Melatonin is another hormone, which is affected by darkness and light. This important hormone is produced by the pineal gland in the brain, retina, lens, and the gastrointestinal system. Several studies have shown that melatonin regulates other hormones in the body. Melatonin secretion also helps regulate the sleep/wake cycle. These two hormones regulate the 24-hour pattern of the body function and response. If the hormone-production cycle is disturbed by staying awake at night or sleeping during the day (as in shift working), it may lead to mood changes, dizziness, irritability, depression, and metabolic disorders, such as type-II diabetes. The body's immune system may also be damaged.

Cortisol is produced in a cycle called the circadian rhythm highest levels are released in the morning while lowest at night. An abnormal rhythm can result in fatigue, migraine headaches, abdominal bloating, and either low or high blood pressure. A cortisol disruption at night will invariably affect our sleep quality regardless of the number of sleep hours. Our rapid eye movement(REM) sleep, that is, the stage of sleep when we dream, will in turn disrupt leaving us unrefreshed in the morning. Hence, rejuvenating sleep requires normal levels of cortisol levels at night, which must be maintained during the day.

It is the glycemic index(GI) of a meal that affects the cortisol level for the following five hours. The GI of a food portrays how our blood sugar levels are affected by particular foods. For instance, foods containing high sugar and low fibre would comprise high GI index causing wild fluctuations in insulin levels in comparison to foods with low GI.

Thus sugar and refined starches included in white bread, donuts, bagels, and french fries cause cortisol levels to rise. Apart from this, having no meal at all is worse than consuming food with high GI because cortisol levels rise after five hours of the previous meal or snack, thereby disrupting our REM sleep. Hence, low GI foods like eggs, meats, fish, and most vegetables tend to lower the cortisol levels.
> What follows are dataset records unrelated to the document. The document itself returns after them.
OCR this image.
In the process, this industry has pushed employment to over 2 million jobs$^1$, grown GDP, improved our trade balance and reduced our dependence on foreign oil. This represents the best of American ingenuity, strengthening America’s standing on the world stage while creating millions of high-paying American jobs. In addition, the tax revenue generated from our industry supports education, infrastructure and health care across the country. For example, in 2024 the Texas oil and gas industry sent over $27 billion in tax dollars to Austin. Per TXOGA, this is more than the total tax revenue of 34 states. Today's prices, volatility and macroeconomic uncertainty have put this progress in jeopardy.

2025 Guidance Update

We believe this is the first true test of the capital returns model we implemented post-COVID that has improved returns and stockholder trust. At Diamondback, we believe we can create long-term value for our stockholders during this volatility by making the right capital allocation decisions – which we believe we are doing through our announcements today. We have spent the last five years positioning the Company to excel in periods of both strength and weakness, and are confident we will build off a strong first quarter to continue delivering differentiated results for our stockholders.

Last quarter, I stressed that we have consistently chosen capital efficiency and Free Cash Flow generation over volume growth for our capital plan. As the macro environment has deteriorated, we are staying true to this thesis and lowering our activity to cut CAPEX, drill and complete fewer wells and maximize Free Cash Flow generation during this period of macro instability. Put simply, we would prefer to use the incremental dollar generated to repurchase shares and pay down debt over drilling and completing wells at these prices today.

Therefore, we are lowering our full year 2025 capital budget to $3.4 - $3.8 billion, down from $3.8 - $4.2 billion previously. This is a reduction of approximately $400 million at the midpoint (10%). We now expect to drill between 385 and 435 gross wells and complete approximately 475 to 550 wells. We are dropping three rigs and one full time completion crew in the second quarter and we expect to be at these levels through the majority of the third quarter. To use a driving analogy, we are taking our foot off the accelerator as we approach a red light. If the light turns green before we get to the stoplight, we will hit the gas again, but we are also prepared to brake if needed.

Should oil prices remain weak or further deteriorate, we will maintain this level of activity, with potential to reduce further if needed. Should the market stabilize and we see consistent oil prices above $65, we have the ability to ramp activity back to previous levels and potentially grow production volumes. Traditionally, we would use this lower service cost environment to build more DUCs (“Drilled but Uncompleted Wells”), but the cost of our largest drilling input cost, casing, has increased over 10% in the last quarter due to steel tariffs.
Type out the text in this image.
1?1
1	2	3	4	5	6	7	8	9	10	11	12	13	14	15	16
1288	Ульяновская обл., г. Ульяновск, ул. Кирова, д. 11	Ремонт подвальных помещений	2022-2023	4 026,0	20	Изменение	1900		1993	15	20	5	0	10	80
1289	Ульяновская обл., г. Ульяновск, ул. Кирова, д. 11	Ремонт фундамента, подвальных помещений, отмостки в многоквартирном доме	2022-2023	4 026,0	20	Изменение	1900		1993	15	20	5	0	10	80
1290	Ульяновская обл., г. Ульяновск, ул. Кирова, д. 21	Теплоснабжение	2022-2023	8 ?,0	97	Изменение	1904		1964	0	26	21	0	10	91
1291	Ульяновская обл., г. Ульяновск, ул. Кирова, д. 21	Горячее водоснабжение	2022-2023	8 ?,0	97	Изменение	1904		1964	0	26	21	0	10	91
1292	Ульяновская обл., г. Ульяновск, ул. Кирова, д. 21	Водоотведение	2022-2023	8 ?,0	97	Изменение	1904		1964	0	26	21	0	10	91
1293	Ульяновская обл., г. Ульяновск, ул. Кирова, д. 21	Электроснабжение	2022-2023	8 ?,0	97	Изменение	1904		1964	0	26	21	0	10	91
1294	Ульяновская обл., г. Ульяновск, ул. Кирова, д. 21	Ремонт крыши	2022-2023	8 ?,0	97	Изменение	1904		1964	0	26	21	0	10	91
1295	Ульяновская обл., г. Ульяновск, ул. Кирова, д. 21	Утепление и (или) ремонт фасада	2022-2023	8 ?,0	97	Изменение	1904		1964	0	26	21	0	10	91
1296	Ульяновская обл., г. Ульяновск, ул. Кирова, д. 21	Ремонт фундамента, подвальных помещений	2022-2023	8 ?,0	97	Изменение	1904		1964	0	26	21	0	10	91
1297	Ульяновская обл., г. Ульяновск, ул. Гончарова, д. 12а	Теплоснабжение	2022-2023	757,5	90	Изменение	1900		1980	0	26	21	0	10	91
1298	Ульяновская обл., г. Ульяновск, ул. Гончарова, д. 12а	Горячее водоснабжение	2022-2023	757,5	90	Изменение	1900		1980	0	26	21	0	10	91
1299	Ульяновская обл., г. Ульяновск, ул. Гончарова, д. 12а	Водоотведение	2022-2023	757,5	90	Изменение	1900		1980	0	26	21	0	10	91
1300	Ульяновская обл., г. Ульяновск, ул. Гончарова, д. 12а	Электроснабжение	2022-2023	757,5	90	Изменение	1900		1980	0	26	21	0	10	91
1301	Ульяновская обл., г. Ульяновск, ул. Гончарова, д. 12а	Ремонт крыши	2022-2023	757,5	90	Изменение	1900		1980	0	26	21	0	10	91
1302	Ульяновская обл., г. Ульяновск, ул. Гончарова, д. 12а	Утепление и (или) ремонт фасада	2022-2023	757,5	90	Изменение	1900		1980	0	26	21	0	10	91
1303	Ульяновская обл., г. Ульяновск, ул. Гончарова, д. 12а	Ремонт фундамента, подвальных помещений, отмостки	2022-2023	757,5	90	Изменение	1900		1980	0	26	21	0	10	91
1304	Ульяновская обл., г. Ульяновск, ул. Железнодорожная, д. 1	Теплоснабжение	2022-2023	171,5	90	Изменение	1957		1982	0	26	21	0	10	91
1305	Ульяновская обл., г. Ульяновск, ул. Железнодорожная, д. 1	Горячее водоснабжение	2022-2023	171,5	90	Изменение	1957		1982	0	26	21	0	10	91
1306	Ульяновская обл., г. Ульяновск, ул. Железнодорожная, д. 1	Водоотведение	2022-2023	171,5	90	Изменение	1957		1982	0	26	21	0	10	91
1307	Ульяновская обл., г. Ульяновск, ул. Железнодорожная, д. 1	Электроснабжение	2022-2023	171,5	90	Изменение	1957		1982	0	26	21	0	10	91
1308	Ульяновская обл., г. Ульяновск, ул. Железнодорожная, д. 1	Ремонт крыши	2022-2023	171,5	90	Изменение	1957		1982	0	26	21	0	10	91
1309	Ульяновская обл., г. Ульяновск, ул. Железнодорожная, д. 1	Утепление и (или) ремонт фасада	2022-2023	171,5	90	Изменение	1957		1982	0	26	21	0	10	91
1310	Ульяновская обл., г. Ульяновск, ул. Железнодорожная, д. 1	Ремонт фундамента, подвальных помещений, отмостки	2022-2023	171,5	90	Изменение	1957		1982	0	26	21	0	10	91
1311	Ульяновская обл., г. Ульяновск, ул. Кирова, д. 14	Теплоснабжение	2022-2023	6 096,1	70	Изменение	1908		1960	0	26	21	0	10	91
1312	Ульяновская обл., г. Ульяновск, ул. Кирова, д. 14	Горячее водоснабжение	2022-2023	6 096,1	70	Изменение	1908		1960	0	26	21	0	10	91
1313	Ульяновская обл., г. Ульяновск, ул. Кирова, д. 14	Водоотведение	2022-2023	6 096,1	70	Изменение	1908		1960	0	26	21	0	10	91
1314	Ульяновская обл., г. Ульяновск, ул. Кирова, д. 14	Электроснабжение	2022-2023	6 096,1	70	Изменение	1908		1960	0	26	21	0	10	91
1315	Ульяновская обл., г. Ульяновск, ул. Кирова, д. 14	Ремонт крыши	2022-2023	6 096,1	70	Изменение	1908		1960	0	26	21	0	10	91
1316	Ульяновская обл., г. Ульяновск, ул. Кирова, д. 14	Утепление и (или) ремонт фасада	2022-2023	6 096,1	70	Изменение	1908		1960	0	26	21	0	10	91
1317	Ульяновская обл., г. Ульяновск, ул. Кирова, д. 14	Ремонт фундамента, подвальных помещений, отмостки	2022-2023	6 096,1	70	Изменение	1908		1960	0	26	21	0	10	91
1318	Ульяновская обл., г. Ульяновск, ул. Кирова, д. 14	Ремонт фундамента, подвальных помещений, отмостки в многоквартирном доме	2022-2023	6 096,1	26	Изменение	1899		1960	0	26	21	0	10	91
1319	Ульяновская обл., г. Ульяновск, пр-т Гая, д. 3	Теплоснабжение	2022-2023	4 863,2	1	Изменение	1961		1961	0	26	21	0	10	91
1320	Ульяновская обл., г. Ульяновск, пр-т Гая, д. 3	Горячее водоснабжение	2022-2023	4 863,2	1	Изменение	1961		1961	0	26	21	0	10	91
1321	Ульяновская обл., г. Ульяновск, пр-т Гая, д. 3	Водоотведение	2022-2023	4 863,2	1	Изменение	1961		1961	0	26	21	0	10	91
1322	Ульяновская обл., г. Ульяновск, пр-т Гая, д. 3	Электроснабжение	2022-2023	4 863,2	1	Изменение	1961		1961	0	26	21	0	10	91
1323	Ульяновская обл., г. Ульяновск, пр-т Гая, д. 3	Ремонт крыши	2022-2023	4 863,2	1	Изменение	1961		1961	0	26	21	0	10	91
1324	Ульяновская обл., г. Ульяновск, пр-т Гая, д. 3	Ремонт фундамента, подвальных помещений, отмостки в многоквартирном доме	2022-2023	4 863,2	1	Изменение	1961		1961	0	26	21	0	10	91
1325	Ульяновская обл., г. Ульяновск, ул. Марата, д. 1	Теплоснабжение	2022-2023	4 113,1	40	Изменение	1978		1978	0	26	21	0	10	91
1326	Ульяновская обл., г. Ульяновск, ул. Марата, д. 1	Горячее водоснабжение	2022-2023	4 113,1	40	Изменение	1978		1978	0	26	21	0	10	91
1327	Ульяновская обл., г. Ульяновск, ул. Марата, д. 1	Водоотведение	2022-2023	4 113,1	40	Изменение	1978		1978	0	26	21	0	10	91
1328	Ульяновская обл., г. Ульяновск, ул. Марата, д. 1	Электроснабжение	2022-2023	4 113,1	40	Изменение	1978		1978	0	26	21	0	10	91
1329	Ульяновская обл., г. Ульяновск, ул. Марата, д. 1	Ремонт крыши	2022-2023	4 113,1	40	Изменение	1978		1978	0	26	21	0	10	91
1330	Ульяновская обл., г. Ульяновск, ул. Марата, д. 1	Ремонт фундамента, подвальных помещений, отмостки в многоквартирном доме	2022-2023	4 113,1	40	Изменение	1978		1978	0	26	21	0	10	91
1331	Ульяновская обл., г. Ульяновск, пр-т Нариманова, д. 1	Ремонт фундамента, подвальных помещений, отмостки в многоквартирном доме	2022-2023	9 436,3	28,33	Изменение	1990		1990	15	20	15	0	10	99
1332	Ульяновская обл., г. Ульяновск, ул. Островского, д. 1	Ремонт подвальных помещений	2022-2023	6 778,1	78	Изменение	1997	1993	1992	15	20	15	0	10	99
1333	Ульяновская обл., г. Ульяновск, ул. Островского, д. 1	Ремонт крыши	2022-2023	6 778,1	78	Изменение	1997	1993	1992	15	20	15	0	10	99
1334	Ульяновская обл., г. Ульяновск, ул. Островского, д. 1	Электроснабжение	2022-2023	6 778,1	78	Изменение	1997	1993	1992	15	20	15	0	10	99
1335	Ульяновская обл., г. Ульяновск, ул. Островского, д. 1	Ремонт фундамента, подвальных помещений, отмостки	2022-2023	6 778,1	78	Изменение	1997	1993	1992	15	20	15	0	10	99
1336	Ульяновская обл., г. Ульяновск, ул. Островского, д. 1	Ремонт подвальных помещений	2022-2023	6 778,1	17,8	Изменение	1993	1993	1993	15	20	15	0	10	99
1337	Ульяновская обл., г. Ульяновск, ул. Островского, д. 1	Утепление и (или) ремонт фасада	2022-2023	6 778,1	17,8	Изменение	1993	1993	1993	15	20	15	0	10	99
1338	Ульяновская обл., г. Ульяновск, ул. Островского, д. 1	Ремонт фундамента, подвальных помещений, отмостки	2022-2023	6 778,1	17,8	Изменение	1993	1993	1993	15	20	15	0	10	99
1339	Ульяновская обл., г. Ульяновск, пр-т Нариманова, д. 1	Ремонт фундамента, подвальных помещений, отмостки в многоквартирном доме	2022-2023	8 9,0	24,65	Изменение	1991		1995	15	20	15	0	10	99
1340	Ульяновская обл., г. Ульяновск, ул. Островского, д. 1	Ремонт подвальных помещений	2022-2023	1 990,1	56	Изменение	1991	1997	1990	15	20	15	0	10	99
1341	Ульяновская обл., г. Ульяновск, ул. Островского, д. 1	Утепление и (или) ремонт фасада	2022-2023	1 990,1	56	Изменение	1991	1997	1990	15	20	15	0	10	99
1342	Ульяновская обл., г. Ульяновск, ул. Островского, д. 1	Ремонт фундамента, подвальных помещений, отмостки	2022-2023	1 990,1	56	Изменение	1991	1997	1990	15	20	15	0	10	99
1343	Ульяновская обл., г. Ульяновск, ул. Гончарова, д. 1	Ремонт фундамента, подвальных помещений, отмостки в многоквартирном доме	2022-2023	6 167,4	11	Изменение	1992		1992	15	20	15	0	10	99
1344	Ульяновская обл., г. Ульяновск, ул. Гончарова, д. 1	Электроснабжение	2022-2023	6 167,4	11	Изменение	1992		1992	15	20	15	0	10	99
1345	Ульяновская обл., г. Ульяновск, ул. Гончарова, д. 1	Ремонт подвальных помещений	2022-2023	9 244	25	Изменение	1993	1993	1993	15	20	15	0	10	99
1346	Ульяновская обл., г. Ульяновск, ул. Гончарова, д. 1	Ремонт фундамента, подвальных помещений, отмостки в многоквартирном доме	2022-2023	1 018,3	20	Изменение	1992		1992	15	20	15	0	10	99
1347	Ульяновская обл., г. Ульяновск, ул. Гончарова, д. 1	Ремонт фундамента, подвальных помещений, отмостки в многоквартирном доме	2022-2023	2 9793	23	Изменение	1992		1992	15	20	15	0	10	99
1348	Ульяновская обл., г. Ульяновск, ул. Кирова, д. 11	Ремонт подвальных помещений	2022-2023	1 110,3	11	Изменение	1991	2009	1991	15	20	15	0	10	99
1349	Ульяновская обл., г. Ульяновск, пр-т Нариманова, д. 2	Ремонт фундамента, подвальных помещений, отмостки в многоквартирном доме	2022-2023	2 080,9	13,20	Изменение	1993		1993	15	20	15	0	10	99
A continuous consumption of such foods throughout the day, every five hours, is required to maintain the cortisol on its normal downward track.

In Conclusion
Nutrition is an extremely vital com¬ponent of patient recovery program. A strong patient nutrition program helps replenish and strengthen the body to assure effective and timely recovery. In patients, even a small nutrition deficiency can impede the normal recovery process and reduce chances for optimal recovery. Thus, the focus laid on clinical nutrition becomes decisive in quick or lengthy recoveries and also in reducing associated costs.